Research published in the American Journal of Physiology found that polyethylene glycol treatment significantly alters the composition of intestinal bacteria. In animal studies, it increased certain bacterial populations (like Verrucomicrobia) while decreasing others (like Firmicutes). It also changed how bacteria metabolize bile salts and cholesterol. These shifts in microbial balance can change fermentation patterns, meaning your gut bacteria may produce more gas than usual, or produce different types of gas, while your system adjusts to the medication.
The speed factor matters too. MiraLAX accelerates the passage of material through your intestines. When partially digested food reaches your colon faster than normal, bacteria have more to ferment, and fermentation produces gas. Think of it like giving your gut bacteria a bigger meal than they’re used to processing all at once.
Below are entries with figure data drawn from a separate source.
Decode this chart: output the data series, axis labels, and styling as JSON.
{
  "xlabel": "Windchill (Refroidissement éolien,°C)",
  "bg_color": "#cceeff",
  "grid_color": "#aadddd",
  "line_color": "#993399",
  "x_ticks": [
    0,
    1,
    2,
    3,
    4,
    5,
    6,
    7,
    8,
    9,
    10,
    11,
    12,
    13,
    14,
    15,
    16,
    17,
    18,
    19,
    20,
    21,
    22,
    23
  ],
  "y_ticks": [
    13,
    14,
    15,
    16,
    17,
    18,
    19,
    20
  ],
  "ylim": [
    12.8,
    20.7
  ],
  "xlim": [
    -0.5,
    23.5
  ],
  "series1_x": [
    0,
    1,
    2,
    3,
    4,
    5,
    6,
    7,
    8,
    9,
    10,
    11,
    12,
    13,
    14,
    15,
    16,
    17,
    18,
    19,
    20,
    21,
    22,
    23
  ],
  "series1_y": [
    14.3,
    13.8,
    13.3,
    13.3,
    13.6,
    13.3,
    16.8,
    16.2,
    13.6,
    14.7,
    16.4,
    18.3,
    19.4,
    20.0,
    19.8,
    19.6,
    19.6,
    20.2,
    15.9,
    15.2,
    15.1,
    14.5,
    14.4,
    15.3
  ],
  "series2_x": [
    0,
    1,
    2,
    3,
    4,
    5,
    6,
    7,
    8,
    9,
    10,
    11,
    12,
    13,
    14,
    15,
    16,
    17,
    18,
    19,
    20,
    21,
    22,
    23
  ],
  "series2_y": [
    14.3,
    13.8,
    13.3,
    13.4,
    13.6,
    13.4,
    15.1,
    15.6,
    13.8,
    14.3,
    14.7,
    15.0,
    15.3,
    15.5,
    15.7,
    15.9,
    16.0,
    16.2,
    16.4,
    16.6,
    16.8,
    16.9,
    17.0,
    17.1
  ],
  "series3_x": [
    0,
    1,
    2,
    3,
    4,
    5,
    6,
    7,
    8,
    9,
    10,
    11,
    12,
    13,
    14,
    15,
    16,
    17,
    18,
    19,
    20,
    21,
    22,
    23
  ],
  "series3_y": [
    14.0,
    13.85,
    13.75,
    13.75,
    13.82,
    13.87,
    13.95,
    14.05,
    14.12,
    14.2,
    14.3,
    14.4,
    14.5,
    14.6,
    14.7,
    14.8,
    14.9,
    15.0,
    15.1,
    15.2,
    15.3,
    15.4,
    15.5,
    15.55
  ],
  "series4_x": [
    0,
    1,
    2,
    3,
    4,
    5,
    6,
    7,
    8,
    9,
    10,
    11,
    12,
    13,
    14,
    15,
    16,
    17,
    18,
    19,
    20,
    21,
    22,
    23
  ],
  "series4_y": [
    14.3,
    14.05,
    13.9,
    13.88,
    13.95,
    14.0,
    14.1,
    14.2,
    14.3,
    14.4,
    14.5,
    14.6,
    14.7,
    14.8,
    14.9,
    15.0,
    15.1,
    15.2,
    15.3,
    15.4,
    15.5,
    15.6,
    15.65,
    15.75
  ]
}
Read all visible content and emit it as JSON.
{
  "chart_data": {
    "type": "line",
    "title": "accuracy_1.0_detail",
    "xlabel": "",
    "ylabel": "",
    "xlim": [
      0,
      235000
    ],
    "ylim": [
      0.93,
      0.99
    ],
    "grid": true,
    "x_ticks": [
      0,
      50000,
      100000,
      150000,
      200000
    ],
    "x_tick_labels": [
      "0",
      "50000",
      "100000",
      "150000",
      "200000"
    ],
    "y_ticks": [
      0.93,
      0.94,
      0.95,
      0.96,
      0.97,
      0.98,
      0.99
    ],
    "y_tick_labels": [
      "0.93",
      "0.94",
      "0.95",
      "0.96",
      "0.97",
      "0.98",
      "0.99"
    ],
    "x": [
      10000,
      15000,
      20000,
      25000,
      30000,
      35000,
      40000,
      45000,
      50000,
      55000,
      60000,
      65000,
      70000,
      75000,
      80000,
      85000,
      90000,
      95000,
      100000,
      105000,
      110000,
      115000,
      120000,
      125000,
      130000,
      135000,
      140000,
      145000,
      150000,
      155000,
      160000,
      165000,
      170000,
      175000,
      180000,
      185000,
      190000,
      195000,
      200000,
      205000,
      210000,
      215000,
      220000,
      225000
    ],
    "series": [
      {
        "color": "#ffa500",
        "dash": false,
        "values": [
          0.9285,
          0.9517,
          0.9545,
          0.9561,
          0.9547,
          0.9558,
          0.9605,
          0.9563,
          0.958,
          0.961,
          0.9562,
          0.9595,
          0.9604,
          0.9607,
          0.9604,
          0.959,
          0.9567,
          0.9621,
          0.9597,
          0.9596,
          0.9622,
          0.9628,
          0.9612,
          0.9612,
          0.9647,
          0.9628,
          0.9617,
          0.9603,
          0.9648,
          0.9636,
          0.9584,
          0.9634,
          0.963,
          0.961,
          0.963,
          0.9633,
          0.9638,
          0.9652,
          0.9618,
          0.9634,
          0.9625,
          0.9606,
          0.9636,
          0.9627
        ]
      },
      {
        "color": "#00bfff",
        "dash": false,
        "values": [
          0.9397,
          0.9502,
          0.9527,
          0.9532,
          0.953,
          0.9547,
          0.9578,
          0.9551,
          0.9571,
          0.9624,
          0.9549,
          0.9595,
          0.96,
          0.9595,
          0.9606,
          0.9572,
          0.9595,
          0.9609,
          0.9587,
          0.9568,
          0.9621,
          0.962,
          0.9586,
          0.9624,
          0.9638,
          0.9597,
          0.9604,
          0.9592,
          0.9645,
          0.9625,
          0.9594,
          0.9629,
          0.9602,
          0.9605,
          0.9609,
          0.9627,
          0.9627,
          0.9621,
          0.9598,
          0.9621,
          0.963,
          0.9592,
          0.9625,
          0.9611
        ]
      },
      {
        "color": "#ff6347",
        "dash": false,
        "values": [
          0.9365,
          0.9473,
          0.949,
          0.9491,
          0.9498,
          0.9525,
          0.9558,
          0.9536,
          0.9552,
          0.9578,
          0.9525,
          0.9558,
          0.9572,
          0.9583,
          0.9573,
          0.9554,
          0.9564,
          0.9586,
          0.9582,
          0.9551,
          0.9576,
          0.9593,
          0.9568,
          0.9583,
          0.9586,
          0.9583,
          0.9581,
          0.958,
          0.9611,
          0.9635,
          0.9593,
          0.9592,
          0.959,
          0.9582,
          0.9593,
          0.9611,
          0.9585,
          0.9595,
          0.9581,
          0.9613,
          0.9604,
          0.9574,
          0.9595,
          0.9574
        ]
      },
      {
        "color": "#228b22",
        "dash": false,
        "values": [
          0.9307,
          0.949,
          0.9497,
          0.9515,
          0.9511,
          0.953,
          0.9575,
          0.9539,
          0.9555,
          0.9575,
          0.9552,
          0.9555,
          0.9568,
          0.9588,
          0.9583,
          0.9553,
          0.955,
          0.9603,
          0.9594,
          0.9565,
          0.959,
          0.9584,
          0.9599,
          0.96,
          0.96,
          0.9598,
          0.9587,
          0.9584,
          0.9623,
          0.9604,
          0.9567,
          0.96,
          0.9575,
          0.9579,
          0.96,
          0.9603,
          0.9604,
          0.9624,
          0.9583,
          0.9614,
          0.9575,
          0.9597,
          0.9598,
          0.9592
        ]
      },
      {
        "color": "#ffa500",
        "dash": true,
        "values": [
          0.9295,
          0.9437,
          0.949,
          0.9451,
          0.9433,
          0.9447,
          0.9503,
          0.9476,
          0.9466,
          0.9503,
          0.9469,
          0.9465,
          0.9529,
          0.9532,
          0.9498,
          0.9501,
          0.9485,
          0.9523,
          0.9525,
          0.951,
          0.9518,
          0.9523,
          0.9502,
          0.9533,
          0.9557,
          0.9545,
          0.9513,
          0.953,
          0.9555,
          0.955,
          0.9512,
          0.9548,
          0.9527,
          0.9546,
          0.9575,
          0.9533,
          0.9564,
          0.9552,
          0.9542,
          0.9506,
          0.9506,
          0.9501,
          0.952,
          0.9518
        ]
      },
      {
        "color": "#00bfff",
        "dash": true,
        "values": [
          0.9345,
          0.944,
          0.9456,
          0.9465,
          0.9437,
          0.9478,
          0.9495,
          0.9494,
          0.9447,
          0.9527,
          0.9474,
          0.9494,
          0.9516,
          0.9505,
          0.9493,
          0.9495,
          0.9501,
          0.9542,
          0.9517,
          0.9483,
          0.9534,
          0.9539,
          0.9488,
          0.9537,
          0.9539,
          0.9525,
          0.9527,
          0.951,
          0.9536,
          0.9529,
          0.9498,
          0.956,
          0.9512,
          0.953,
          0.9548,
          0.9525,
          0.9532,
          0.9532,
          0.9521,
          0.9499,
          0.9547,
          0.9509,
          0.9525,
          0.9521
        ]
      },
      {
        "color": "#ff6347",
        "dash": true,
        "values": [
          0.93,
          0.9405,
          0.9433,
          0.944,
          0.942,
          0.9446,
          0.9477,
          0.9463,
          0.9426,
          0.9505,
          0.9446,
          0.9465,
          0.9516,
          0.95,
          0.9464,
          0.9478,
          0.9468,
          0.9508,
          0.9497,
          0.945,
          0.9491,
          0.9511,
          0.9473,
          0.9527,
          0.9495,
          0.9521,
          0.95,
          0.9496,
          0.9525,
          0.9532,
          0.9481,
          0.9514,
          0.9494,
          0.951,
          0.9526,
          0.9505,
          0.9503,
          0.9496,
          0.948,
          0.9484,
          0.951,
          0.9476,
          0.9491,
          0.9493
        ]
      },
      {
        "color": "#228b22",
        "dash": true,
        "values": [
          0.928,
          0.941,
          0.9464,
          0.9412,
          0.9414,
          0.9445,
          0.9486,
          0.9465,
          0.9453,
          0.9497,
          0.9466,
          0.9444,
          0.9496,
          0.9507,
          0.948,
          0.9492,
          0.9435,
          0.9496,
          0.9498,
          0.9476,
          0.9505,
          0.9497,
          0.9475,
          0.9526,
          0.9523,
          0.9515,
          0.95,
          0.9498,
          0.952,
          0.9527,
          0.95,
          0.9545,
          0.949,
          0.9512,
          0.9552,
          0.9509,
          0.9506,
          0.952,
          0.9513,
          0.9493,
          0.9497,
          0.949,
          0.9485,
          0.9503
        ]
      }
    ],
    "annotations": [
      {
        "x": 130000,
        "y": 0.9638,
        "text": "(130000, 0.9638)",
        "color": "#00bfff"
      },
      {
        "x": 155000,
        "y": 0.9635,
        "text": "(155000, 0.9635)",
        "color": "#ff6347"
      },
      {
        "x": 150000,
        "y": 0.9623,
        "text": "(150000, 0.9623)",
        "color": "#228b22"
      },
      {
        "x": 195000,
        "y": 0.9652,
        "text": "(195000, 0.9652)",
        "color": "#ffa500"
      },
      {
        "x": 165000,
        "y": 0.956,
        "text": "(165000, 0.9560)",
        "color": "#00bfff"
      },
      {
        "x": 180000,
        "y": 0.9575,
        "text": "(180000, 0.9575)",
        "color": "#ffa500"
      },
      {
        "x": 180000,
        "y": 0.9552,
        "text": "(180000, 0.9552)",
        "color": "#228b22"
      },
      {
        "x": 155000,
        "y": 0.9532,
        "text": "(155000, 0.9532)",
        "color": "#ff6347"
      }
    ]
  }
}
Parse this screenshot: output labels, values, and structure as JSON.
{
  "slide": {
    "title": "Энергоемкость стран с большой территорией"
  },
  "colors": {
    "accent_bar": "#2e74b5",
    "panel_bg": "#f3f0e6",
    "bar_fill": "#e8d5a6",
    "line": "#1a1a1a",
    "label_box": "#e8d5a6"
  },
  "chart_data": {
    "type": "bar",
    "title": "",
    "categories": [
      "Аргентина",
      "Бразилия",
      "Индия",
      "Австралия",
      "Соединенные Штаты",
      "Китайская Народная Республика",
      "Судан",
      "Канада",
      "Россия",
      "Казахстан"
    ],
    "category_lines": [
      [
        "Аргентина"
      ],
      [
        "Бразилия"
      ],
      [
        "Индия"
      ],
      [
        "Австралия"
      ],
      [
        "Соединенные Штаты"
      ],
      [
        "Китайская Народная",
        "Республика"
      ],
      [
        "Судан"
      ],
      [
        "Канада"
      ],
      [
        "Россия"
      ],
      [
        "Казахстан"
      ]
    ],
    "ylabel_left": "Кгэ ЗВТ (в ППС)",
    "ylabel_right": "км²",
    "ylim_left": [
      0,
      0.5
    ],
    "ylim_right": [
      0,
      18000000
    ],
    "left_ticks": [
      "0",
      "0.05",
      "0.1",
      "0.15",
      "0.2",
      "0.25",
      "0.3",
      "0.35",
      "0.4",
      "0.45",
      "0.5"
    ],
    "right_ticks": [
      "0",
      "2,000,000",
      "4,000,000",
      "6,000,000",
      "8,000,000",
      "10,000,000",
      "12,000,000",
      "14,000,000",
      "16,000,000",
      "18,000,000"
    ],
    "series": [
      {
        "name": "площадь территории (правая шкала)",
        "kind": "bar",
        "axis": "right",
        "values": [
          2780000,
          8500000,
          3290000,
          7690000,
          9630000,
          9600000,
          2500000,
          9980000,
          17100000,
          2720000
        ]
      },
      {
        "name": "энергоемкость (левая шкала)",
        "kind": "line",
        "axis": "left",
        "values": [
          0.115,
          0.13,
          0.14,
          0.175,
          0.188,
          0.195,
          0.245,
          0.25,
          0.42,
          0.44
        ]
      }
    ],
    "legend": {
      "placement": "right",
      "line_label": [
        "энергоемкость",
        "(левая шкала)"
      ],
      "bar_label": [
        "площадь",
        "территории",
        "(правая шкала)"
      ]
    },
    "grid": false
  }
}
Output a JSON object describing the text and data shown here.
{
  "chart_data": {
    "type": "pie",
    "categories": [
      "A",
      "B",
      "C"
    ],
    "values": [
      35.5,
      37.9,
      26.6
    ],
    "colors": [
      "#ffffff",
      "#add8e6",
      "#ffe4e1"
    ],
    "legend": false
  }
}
Why Some People Get More Gas Than Others
Not everyone experiences the same degree of gassiness on MiraLAX. Several factors influence how your body responds. Your baseline gut bacteria composition plays a role: people with more gas-producing bacterial strains will naturally generate more gas when those populations are disrupted. Your diet matters too, since high-fiber or high-carbohydrate foods give bacteria more fuel to ferment alongside the changes MiraLAX introduces.
How much water you drink with MiraLAX also makes a difference. The standard recommendation is to mix your dose into 4 to 8 ounces of water, juice, soda, coffee, or tea. But Cleveland Clinic emphasizes drinking plenty of additional water while taking the medication, because adequate hydration helps the osmotic process work more smoothly and can reduce cramping and bloating. If you’re not drinking enough fluids, the laxative may pull water from surrounding tissues more aggressively, which can worsen digestive discomfort.
Interestingly, one clinical trial of polyethylene glycol 3350 for occasional constipation found that the PEG group actually reported zero gastrointestinal adverse events, while 4% of the placebo group did. The study also noted that PEG 3350 did not significantly improve pre-existing constipation symptoms like bloating and gas compared to placebo. This suggests that some of the gas people attribute to MiraLAX may actually be from the underlying constipation itself, which is a well-known cause of bloating and trapped gas.
How to Reduce Gas While Taking MiraLAX
Start with hydration. Drinking more water than you think you need helps MiraLAX work as intended and reduces the intestinal irritation that contributes to gas. Aim to increase your overall fluid intake on days you take it, not just the glass you mix it into.
If gas is bothersome, try taking your dose with plain water rather than carbonated drinks, which add extra gas to your system. You can also experiment with timing. Some people find that taking MiraLAX with a meal, rather than on an empty stomach, helps buffer the osmotic effect and causes less bloating.
Reducing gas-producing foods on days you take MiraLAX can also help. Beans, cruciferous vegetables like broccoli and cabbage, and artificial sweeteners all increase bacterial fermentation independently. Layering those on top of MiraLAX’s effects compounds the problem. Temporarily cutting back while your body adjusts may ease symptoms noticeably.
For most people, gas from MiraLAX is mild and manageable. It tends to be worst in the first few days of use as your gut adjusts to the new water balance and microbial shifts. If bloating, cramping, or abdominal pain gets worse rather than better over time, that warrants a conversation with your doctor, as it can occasionally signal a more serious issue.